Het leven is als een treinreis.
Mensen stappen in en mensen stappen uit. Er zijn haltes met een gelukkig weerzien, en haltes met een droevig afscheid.
Als we geboren worden stappen we op de trein, en ontmoeten onze ouders, en denken dat ze de hele reis bij ons zullen blijven. De realiteit is echter anders. Ze stappen af op een station en laten ons achter in de trein, zonder hun gezelschap, liefde en genegenheid.
Maar er stappen andere mensen op.

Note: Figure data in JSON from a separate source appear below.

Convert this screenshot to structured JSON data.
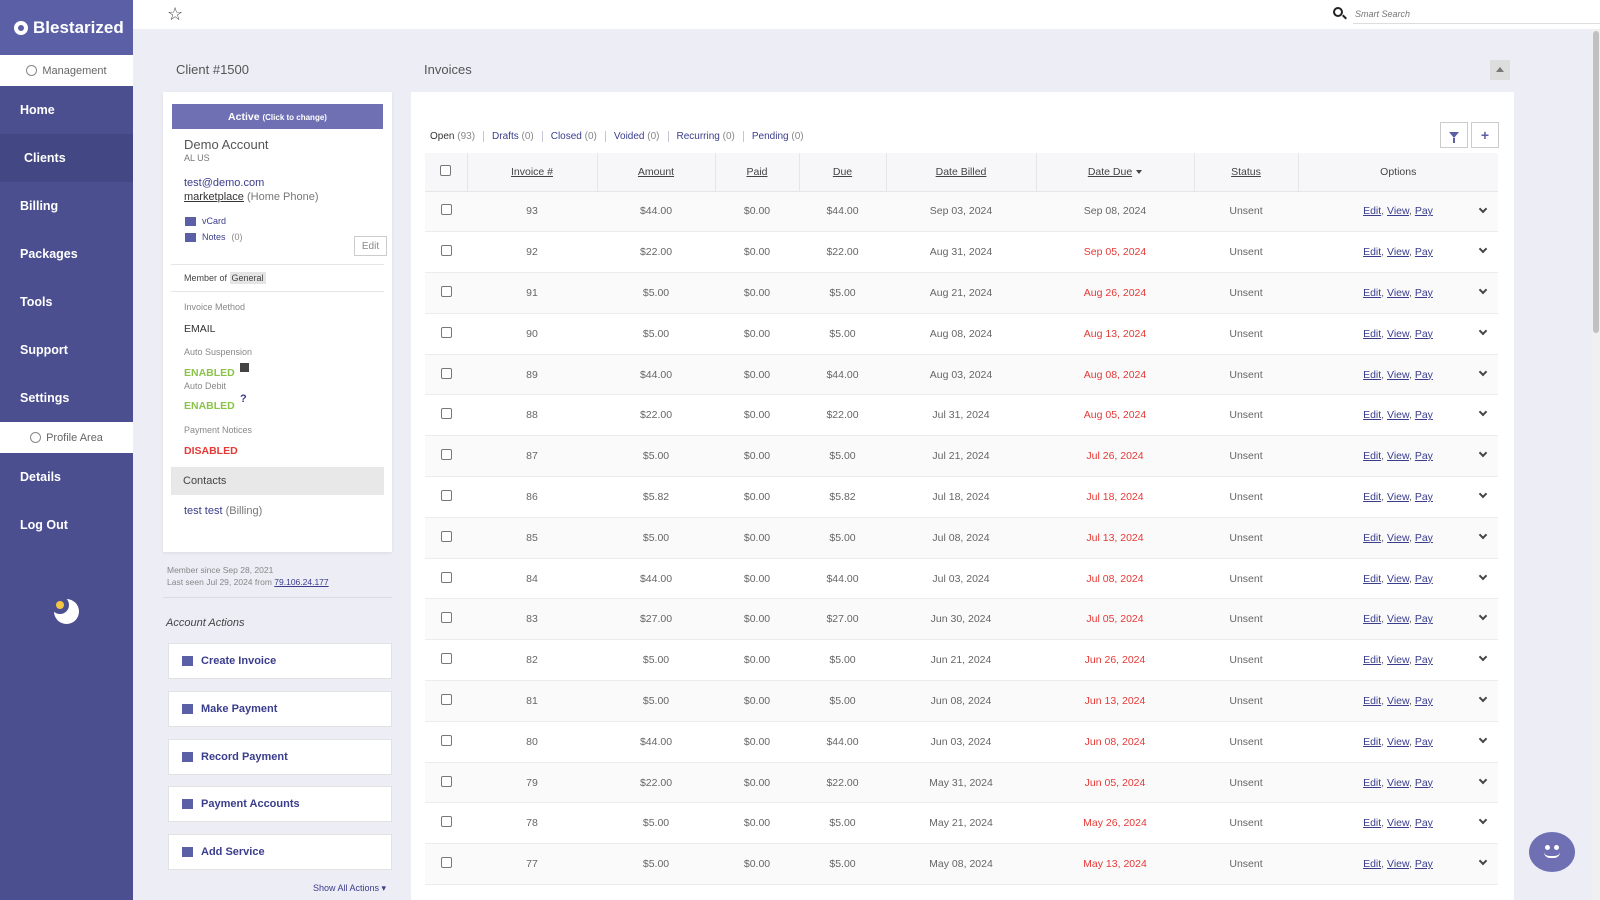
{
  "brand": {
    "name": "Blestarized"
  },
  "sidebar": {
    "management_label": "Management",
    "items": [
      {
        "label": "Home"
      },
      {
        "label": "Clients"
      },
      {
        "label": "Billing"
      },
      {
        "label": "Packages"
      },
      {
        "label": "Tools"
      },
      {
        "label": "Support"
      },
      {
        "label": "Settings"
      }
    ],
    "profile_label": "Profile Area",
    "profile_items": [
      {
        "label": "Details"
      },
      {
        "label": "Log Out"
      }
    ]
  },
  "topbar": {
    "search_placeholder": "Smart Search"
  },
  "client": {
    "title": "Client #1500",
    "status_button": "Active",
    "status_hint": "(Click to change)",
    "name": "Demo Account",
    "location": "AL US",
    "email": "test@demo.com",
    "phone_value": "marketplace",
    "phone_type": "(Home Phone)",
    "vcard_label": "vCard",
    "notes_label": "Notes",
    "notes_count": "(0)",
    "edit_label": "Edit",
    "member_of_label": "Member of",
    "member_group": "General",
    "invoice_method_label": "Invoice Method",
    "invoice_method": "EMAIL",
    "auto_suspension_label": "Auto Suspension",
    "auto_suspension": "ENABLED",
    "auto_debit_label": "Auto Debit",
    "auto_debit": "ENABLED",
    "auto_debit_help": "?",
    "payment_notices_label": "Payment Notices",
    "payment_notices": "DISABLED",
    "contacts_label": "Contacts",
    "contact_name": "test test",
    "contact_role": "(Billing)",
    "member_since": "Member since Sep 28, 2021",
    "last_seen": "Last seen Jul 29, 2024 from",
    "last_ip": "79.106.24.177"
  },
  "account_actions": {
    "title": "Account Actions",
    "items": [
      {
        "label": "Create Invoice"
      },
      {
        "label": "Make Payment"
      },
      {
        "label": "Record Payment"
      },
      {
        "label": "Payment Accounts"
      },
      {
        "label": "Add Service"
      }
    ],
    "show_all": "Show All Actions ▾"
  },
  "invoices": {
    "title": "Invoices",
    "tabs": [
      {
        "label": "Open",
        "count": "(93)"
      },
      {
        "label": "Drafts",
        "count": "(0)"
      },
      {
        "label": "Closed",
        "count": "(0)"
      },
      {
        "label": "Voided",
        "count": "(0)"
      },
      {
        "label": "Recurring",
        "count": "(0)"
      },
      {
        "label": "Pending",
        "count": "(0)"
      }
    ],
    "columns": [
      "Invoice #",
      "Amount",
      "Paid",
      "Due",
      "Date Billed",
      "Date Due",
      "Status",
      "Options"
    ],
    "edit_label": "Edit",
    "view_label": "View",
    "pay_label": "Pay",
    "rows": [
      {
        "num": "93",
        "amount": "$44.00",
        "paid": "$0.00",
        "due": "$44.00",
        "billed": "Sep 03, 2024",
        "date_due": "Sep 08, 2024",
        "overdue": false,
        "status": "Unsent"
      },
      {
        "num": "92",
        "amount": "$22.00",
        "paid": "$0.00",
        "due": "$22.00",
        "billed": "Aug 31, 2024",
        "date_due": "Sep 05, 2024",
        "overdue": true,
        "status": "Unsent"
      },
      {
        "num": "91",
        "amount": "$5.00",
        "paid": "$0.00",
        "due": "$5.00",
        "billed": "Aug 21, 2024",
        "date_due": "Aug 26, 2024",
        "overdue": true,
        "status": "Unsent"
      },
      {
        "num": "90",
        "amount": "$5.00",
        "paid": "$0.00",
        "due": "$5.00",
        "billed": "Aug 08, 2024",
        "date_due": "Aug 13, 2024",
        "overdue": true,
        "status": "Unsent"
      },
      {
        "num": "89",
        "amount": "$44.00",
        "paid": "$0.00",
        "due": "$44.00",
        "billed": "Aug 03, 2024",
        "date_due": "Aug 08, 2024",
        "overdue": true,
        "status": "Unsent"
      },
      {
        "num": "88",
        "amount": "$22.00",
        "paid": "$0.00",
        "due": "$22.00",
        "billed": "Jul 31, 2024",
        "date_due": "Aug 05, 2024",
        "overdue": true,
        "status": "Unsent"
      },
      {
        "num": "87",
        "amount": "$5.00",
        "paid": "$0.00",
        "due": "$5.00",
        "billed": "Jul 21, 2024",
        "date_due": "Jul 26, 2024",
        "overdue": true,
        "status": "Unsent"
      },
      {
        "num": "86",
        "amount": "$5.82",
        "paid": "$0.00",
        "due": "$5.82",
        "billed": "Jul 18, 2024",
        "date_due": "Jul 18, 2024",
        "overdue": true,
        "status": "Unsent"
      },
      {
        "num": "85",
        "amount": "$5.00",
        "paid": "$0.00",
        "due": "$5.00",
        "billed": "Jul 08, 2024",
        "date_due": "Jul 13, 2024",
        "overdue": true,
        "status": "Unsent"
      },
      {
        "num": "84",
        "amount": "$44.00",
        "paid": "$0.00",
        "due": "$44.00",
        "billed": "Jul 03, 2024",
        "date_due": "Jul 08, 2024",
        "overdue": true,
        "status": "Unsent"
      },
      {
        "num": "83",
        "amount": "$27.00",
        "paid": "$0.00",
        "due": "$27.00",
        "billed": "Jun 30, 2024",
        "date_due": "Jul 05, 2024",
        "overdue": true,
        "status": "Unsent"
      },
      {
        "num": "82",
        "amount": "$5.00",
        "paid": "$0.00",
        "due": "$5.00",
        "billed": "Jun 21, 2024",
        "date_due": "Jun 26, 2024",
        "overdue": true,
        "status": "Unsent"
      },
      {
        "num": "81",
        "amount": "$5.00",
        "paid": "$0.00",
        "due": "$5.00",
        "billed": "Jun 08, 2024",
        "date_due": "Jun 13, 2024",
        "overdue": true,
        "status": "Unsent"
      },
      {
        "num": "80",
        "amount": "$44.00",
        "paid": "$0.00",
        "due": "$44.00",
        "billed": "Jun 03, 2024",
        "date_due": "Jun 08, 2024",
        "overdue": true,
        "status": "Unsent"
      },
      {
        "num": "79",
        "amount": "$22.00",
        "paid": "$0.00",
        "due": "$22.00",
        "billed": "May 31, 2024",
        "date_due": "Jun 05, 2024",
        "overdue": true,
        "status": "Unsent"
      },
      {
        "num": "78",
        "amount": "$5.00",
        "paid": "$0.00",
        "due": "$5.00",
        "billed": "May 21, 2024",
        "date_due": "May 26, 2024",
        "overdue": true,
        "status": "Unsent"
      },
      {
        "num": "77",
        "amount": "$5.00",
        "paid": "$0.00",
        "due": "$5.00",
        "billed": "May 08, 2024",
        "date_due": "May 13, 2024",
        "overdue": true,
        "status": "Unsent"
      }
    ]
  },
  "colors": {
    "sidebar": "#4b4f8f",
    "accent": "#6e70b3",
    "link": "#3a3d8c",
    "overdue": "#e53935",
    "enabled": "#8bc34a"
  }
}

Mensen die voor ons heel belangrijk zullen zijn tijdens de verdere reis.
Het zijn onze broers en zussen, onze vrienden en al die andere mooie mensen die van ons houden.

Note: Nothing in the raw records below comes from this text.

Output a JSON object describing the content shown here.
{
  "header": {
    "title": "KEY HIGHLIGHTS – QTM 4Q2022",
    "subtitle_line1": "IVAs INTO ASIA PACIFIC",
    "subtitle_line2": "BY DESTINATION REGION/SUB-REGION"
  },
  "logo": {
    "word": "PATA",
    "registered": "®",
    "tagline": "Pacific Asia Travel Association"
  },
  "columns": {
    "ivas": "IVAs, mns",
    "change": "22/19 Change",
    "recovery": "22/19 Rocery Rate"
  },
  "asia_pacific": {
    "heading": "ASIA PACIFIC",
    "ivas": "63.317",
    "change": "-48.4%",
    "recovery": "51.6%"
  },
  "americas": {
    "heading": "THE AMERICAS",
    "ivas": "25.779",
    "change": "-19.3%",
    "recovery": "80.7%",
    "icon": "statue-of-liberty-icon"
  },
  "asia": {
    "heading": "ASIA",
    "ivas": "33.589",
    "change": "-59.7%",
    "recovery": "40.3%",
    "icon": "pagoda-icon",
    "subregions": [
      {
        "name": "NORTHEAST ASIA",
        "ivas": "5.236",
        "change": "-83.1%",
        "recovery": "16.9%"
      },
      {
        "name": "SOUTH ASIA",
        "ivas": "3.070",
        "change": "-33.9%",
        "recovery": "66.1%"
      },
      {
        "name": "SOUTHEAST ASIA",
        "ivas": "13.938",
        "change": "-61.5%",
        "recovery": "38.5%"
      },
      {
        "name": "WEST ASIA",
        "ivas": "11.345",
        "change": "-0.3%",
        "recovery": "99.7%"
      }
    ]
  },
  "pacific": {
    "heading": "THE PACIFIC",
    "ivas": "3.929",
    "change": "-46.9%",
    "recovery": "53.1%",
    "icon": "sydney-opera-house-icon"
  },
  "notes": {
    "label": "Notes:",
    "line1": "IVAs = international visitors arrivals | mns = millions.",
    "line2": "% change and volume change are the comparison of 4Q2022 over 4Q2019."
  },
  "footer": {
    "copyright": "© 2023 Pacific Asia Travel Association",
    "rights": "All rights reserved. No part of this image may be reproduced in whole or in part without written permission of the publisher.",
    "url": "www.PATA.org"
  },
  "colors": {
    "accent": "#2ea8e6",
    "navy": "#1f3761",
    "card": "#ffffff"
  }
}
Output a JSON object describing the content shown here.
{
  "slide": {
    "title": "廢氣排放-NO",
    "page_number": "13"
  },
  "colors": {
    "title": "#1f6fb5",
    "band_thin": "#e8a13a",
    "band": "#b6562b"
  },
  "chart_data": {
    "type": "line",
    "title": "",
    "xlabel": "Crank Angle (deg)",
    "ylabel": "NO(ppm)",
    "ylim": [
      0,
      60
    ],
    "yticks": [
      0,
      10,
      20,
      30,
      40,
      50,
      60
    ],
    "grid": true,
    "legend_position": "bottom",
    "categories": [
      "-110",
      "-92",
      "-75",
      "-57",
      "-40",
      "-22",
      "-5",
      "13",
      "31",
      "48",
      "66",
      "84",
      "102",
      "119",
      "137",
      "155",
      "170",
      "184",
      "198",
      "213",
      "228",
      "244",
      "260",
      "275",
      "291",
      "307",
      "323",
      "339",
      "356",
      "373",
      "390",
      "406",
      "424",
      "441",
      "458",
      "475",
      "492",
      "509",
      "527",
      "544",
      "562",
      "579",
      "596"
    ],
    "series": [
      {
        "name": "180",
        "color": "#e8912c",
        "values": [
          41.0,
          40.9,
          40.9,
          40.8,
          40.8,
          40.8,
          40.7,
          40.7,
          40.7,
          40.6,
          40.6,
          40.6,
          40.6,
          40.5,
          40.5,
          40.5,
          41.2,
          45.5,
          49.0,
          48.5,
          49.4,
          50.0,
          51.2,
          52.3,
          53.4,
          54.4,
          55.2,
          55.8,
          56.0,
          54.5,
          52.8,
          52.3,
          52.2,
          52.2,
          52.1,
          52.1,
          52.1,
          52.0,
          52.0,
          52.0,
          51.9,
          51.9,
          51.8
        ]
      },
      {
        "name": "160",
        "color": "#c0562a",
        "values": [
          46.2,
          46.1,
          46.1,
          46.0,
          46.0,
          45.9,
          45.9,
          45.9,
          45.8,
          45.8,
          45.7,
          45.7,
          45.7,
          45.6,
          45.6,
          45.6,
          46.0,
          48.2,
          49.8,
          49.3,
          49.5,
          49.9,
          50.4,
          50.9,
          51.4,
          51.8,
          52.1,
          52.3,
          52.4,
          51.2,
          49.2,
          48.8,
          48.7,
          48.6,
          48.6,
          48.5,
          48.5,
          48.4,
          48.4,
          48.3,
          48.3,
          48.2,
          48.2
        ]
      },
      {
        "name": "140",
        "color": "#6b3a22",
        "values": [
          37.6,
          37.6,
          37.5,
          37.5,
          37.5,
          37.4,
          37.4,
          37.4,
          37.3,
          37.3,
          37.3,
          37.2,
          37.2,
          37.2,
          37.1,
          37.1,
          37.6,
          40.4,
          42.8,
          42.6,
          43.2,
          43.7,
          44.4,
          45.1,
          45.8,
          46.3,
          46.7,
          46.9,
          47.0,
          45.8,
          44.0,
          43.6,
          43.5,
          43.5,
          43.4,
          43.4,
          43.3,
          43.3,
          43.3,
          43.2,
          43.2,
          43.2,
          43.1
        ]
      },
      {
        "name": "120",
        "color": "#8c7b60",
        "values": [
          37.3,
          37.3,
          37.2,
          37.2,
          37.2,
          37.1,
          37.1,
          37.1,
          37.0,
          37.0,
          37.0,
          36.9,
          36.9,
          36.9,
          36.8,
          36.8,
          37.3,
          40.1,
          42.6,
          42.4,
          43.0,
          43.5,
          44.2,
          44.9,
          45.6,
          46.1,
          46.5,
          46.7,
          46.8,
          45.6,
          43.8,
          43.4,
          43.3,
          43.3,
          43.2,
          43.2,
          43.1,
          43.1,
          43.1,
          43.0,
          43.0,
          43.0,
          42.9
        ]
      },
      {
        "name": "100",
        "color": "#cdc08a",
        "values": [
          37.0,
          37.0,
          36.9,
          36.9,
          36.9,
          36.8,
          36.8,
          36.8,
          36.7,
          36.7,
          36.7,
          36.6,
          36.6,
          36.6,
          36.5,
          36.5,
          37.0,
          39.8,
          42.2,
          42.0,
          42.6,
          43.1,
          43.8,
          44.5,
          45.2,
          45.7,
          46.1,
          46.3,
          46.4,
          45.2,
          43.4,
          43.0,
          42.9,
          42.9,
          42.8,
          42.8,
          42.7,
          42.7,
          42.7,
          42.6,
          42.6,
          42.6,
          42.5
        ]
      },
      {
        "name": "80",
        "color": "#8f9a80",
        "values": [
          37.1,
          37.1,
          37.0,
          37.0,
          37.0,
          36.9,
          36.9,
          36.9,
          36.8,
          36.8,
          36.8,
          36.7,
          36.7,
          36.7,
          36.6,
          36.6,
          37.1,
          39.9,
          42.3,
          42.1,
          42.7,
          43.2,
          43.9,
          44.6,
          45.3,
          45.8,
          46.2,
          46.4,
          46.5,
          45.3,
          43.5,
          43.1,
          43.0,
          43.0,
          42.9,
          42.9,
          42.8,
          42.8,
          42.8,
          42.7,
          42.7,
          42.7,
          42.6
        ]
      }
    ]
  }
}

Voor sommigen is de reis een leuke uitstap.
Voor anderen is het een droevige reis met zware bagage.
Nog anderen staan steeds klaar om te helpen.
Sommigen laten een grote heimwee achter.….
Anderen stappen in en onmiddelijk terug uit en geven ons enkel de tijd om hen vluchtig te kruisen.
Soms zijn we verrast dat bepaalde medereizigers waarvan we houden in een ander rijtuig gaan zitten en ons alleen laten reizen.
Natuurlijk houdt niemand ons tegen om hen in het ander rijtuig te gaan opzoeken.
Soms kunnen we echter niet naast hen gaan zitten, want die plaats is al ingenomen.
Dat is niet erg, zo is de reis nu eenmaal: vol dromen en verrassingen, vol ontmoeten en afscheid nemen, meevallers en ontgoochelingen….
Maar er is geen terugreis!
Laat ons de reis zo aangenaam mogelijk maken.
Laten we proberen onze reisgenoten te begrijpen, en laten we zoeken naar de mooiste kanten van elk van hen.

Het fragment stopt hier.